Download & load dataset

1,000 high‑school records with scores in maths, reading, writing and six categorical predictors.

# one‑time shell command (Kaggle API key required):
# kaggle datasets download -d spscientist/students-performance-in-exams -p data --unzip

data = pd.read_csv("data/StudentsPerformance.csv")   # 1 000 rows, 8 columns

Initial inspection & quick visuals

print(data.head())
print(data.isna().sum())                 # no missing values
sns.pairplot(data[['math score','reading score','writing score']]); plt.show()

Target & feature engineering

The mean of three subject marks (total_score), yielding a single 0‑100 metric.

# Mean of three subject scores as overall performance
data['total_score'] = data[['math score','reading score','writing score']].mean(axis=1)

X = data.drop(columns=['math score','reading score','writing score','total_score'])
y = data['total_score']

Pre‑processing pipeline

ColumnTransformer one‑hot‑encodes categorical features while StandardScaler (ready for any numeric inputs) keeps units comparable so Lasso’s penalty treats each predictor fairly.

cat_cols = X.select_dtypes(include='object').columns
num_cols = X.select_dtypes(exclude='object').columns  # may be empty here

preprocess = ColumnTransformer(
    [('cats', OneHotEncoder(drop='first', sparse=False), cat_cols),
     ('nums', StandardScaler(), num_cols)],
    remainder='passthrough')

Train/test split

X_train, X_test, y_train, y_test = train_test_split(
    X, y, test_size=0.2, random_state=42, stratify=data['test preparation course'])

Build & tune Lasso model

Grid search across α values finds the right balance between bias and sparsity. Five‑fold cross‑validation avoids lucky or unlucky splits.

pipe = Pipeline([
    ('prep', preprocess),
    ('model', Lasso(max_iter=10_000, random_state=42))
])

param_grid = {'model__alpha': np.logspace(-2, 1, 20)}   # 0.01 → 10
grid = GridSearchCV(pipe, param_grid, cv=5,
                    scoring='neg_root_mean_squared_error')
grid.fit(X_train, y_train)

print("Best alpha (shrinkage factor):", grid.best_params_['model__alpha'])
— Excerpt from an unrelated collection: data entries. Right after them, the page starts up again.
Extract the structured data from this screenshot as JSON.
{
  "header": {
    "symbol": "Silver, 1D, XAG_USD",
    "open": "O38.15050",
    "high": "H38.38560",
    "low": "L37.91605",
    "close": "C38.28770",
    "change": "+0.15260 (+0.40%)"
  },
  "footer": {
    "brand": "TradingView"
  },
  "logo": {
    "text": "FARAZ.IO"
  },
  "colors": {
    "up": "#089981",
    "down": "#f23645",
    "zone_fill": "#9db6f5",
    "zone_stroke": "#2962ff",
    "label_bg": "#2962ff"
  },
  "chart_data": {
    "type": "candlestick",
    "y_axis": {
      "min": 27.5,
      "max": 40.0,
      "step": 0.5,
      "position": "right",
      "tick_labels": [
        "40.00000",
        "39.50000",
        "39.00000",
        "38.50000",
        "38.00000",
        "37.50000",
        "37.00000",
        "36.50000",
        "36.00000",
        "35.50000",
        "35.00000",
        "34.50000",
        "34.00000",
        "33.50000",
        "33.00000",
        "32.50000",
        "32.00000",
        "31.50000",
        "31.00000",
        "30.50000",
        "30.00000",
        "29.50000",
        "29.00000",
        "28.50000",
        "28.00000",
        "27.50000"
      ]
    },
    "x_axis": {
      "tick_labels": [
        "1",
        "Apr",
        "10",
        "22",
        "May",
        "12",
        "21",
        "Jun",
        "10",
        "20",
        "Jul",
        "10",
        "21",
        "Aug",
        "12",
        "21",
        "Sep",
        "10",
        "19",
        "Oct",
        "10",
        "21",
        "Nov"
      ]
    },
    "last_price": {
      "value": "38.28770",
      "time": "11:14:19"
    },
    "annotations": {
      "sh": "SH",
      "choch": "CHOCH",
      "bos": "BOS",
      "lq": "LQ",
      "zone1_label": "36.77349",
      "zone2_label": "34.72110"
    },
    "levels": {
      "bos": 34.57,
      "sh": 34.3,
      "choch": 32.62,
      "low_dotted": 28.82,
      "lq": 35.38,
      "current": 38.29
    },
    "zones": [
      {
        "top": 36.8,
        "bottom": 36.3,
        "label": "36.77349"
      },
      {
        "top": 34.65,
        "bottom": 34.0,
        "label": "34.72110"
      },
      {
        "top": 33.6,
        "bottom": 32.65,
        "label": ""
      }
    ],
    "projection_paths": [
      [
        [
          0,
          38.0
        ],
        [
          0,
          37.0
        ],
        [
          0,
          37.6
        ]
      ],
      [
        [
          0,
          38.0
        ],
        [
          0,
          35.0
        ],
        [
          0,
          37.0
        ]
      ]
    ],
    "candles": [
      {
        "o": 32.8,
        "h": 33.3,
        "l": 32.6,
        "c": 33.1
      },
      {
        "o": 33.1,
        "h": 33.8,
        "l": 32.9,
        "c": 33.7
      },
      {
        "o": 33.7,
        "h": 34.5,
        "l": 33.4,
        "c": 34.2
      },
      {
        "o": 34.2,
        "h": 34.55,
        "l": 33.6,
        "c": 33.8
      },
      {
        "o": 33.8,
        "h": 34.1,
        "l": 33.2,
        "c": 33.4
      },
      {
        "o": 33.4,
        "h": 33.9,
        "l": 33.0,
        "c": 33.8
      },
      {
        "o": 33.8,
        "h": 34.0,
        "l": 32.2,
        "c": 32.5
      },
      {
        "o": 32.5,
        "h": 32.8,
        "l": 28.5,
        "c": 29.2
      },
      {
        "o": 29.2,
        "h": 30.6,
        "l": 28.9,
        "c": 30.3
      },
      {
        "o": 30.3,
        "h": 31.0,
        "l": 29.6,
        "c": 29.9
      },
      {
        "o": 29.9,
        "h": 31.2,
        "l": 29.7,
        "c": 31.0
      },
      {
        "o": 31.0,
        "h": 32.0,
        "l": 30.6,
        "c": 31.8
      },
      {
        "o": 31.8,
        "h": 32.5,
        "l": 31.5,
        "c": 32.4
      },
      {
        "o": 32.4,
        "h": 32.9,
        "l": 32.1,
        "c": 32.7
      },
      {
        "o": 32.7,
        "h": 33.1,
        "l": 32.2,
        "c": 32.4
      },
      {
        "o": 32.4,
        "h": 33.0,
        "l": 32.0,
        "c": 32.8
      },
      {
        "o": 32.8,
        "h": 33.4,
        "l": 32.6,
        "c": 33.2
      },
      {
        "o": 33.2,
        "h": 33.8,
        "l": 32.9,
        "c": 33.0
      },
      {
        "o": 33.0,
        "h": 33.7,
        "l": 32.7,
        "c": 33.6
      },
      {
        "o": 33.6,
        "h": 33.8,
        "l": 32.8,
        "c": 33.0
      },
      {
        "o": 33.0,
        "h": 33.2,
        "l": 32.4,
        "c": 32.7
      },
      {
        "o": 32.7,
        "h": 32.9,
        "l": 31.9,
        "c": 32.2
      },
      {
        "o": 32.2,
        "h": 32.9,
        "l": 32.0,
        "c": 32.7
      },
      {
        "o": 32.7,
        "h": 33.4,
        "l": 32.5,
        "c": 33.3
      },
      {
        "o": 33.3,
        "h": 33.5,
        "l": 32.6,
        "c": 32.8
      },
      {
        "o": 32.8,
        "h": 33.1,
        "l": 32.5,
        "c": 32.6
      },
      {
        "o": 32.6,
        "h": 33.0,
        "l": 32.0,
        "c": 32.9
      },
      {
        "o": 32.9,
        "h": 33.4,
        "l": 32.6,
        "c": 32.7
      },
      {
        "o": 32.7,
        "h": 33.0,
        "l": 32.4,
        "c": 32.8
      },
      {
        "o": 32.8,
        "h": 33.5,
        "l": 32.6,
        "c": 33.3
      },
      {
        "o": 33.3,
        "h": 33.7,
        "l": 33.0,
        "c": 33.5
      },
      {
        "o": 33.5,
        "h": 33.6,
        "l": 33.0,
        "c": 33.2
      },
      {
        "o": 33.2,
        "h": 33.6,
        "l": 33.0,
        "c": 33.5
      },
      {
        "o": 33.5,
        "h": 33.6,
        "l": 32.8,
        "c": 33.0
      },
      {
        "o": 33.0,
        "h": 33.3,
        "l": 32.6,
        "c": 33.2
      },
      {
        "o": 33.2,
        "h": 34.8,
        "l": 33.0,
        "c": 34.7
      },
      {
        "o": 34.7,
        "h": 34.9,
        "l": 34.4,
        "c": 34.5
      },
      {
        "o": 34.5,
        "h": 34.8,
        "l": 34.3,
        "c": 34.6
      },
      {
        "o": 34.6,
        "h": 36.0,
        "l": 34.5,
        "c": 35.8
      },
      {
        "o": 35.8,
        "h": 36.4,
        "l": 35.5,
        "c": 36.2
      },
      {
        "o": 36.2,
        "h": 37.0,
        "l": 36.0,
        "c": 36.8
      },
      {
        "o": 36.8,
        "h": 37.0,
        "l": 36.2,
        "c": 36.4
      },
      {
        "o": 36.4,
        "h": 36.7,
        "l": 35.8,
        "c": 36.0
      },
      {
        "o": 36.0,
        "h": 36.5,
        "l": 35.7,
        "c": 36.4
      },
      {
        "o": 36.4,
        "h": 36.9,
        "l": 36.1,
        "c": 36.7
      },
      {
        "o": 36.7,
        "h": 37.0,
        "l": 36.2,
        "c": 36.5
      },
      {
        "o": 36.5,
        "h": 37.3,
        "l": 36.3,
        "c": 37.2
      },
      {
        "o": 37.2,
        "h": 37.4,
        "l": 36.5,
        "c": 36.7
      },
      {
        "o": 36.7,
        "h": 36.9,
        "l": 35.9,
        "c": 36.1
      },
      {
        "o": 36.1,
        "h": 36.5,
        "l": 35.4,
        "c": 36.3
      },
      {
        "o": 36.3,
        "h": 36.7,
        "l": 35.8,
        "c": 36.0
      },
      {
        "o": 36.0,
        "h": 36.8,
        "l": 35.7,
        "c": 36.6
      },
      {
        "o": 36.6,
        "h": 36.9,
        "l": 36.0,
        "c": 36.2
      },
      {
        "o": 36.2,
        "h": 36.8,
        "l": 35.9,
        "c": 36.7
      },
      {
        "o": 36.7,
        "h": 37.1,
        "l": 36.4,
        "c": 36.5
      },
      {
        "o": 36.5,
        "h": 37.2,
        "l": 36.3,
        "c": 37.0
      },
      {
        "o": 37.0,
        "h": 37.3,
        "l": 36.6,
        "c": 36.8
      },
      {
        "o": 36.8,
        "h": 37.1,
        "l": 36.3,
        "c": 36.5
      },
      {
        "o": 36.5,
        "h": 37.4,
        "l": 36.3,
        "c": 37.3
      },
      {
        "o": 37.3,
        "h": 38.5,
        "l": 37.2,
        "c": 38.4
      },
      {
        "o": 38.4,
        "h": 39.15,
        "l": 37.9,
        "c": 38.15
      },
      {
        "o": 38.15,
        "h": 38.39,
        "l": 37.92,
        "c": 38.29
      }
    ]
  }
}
Evaluate on the hold‑out set

RMSE keeps error in “score” units; R2R^{2} indicates how much variance in exam results is captured.
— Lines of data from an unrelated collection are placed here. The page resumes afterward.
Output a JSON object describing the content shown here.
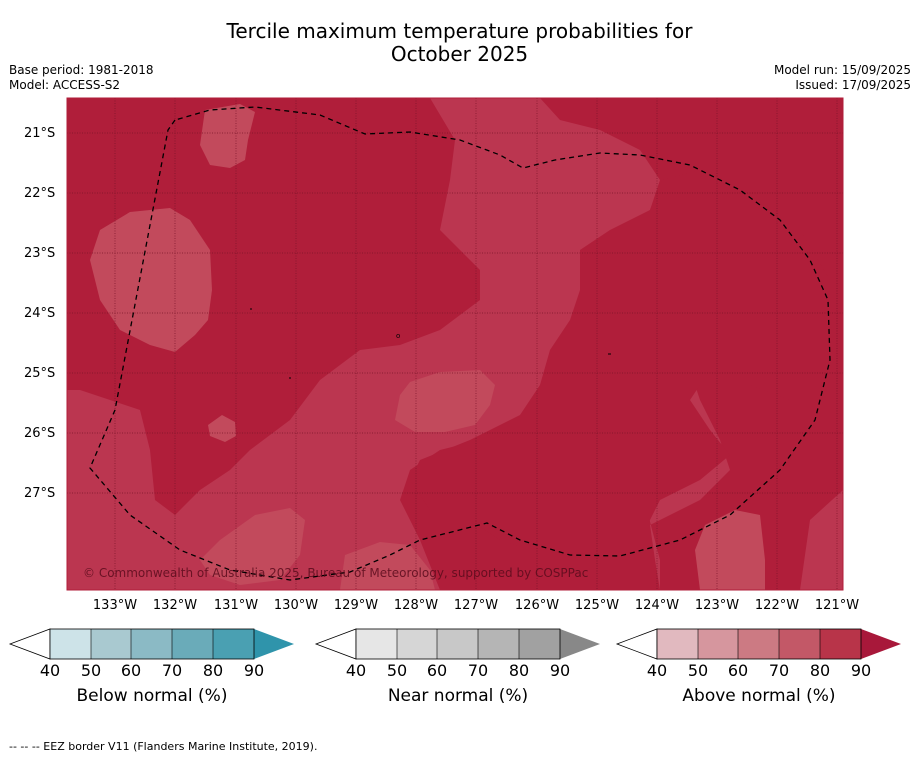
{
  "title_line1": "Tercile maximum temperature probabilities for",
  "title_line2": "October 2025",
  "left_meta": {
    "base_period": "Base period: 1981-2018",
    "model": "Model: ACCESS-S2"
  },
  "right_meta": {
    "model_run": "Model run: 15/09/2025",
    "issued": "Issued: 17/09/2025"
  },
  "map": {
    "latitude_labels": [
      "21°S",
      "22°S",
      "23°S",
      "24°S",
      "25°S",
      "26°S",
      "27°S"
    ],
    "longitude_labels": [
      "133°W",
      "132°W",
      "131°W",
      "130°W",
      "129°W",
      "128°W",
      "127°W",
      "126°W",
      "125°W",
      "124°W",
      "123°W",
      "122°W",
      "121°W"
    ],
    "copyright": "© Commonwealth of Australia 2025, Bureau of Meteorology, supported by COSPPac",
    "colors": {
      "dark": "#b01e3a",
      "medium": "#bb3650",
      "light": "#c24a5c"
    }
  },
  "colorbars": [
    {
      "label": "Below normal (%)",
      "ticks": [
        "40",
        "50",
        "60",
        "70",
        "80",
        "90"
      ],
      "colors": [
        "#cde3e8",
        "#a9c9d0",
        "#8bbac5",
        "#6aabb9",
        "#4aa0b2",
        "#2f94ab"
      ]
    },
    {
      "label": "Near normal (%)",
      "ticks": [
        "40",
        "50",
        "60",
        "70",
        "80",
        "90"
      ],
      "colors": [
        "#e6e6e6",
        "#d6d6d6",
        "#c8c8c8",
        "#b5b5b5",
        "#a1a1a1",
        "#888888"
      ]
    },
    {
      "label": "Above normal (%)",
      "ticks": [
        "40",
        "50",
        "60",
        "70",
        "80",
        "90"
      ],
      "colors": [
        "#e1b9bf",
        "#d6969e",
        "#cc7a83",
        "#c35867",
        "#b83449",
        "#a8183a"
      ]
    }
  ],
  "footer": "--  --  -- EEZ border V11 (Flanders Marine Institute, 2019)."
}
y_pred = grid.predict(X_test)
rmse = mean_squared_error(y_test, y_pred, squared=False)
r2   = r2_score(y_test, y_pred)
print(f"RMSE: {rmse:.2f} | R²: {r2:.3f}")

Interpret feature importance

Non‑zero bars highlight actionable drivers (e.g., completed test‑prep course or parental education level); zeroed bars signal negligible influence and can be ignored in future data collection.

ohe = grid.best_estimator_.named_steps['prep'].named_transformers_['cats']
ohe_names = ohe.get_feature_names_out(cat_cols)
all_features = np.concatenate([ohe_names, num_cols])

coeffs = grid.best_estimator_.named_steps['model'].coef_
imp = pd.Series(coeffs, index=all_features).sort_values(key=abs, ascending=False)

plt.figure(figsize=(9,6))
imp.head(15).plot(kind='barh')
plt.gca().invert_yaxis()
plt.title('Top Lasso Coefficients')
plt.xlabel('Coefficient value')
plt.show()

Summary

This compact pipeline shows how Lasso regression turns raw exam‑record CSVs into:

• A forward‑looking score prediction is accurate within a few points of RMSE.
• A ranked list of performance drivers, allowing educators to focus on the factors that matter most.

Because preprocessing, tuning, and modelling sit within a single Pipeline, updating the model with a new semester’s data is a single re‑fit—no manual wrangling required.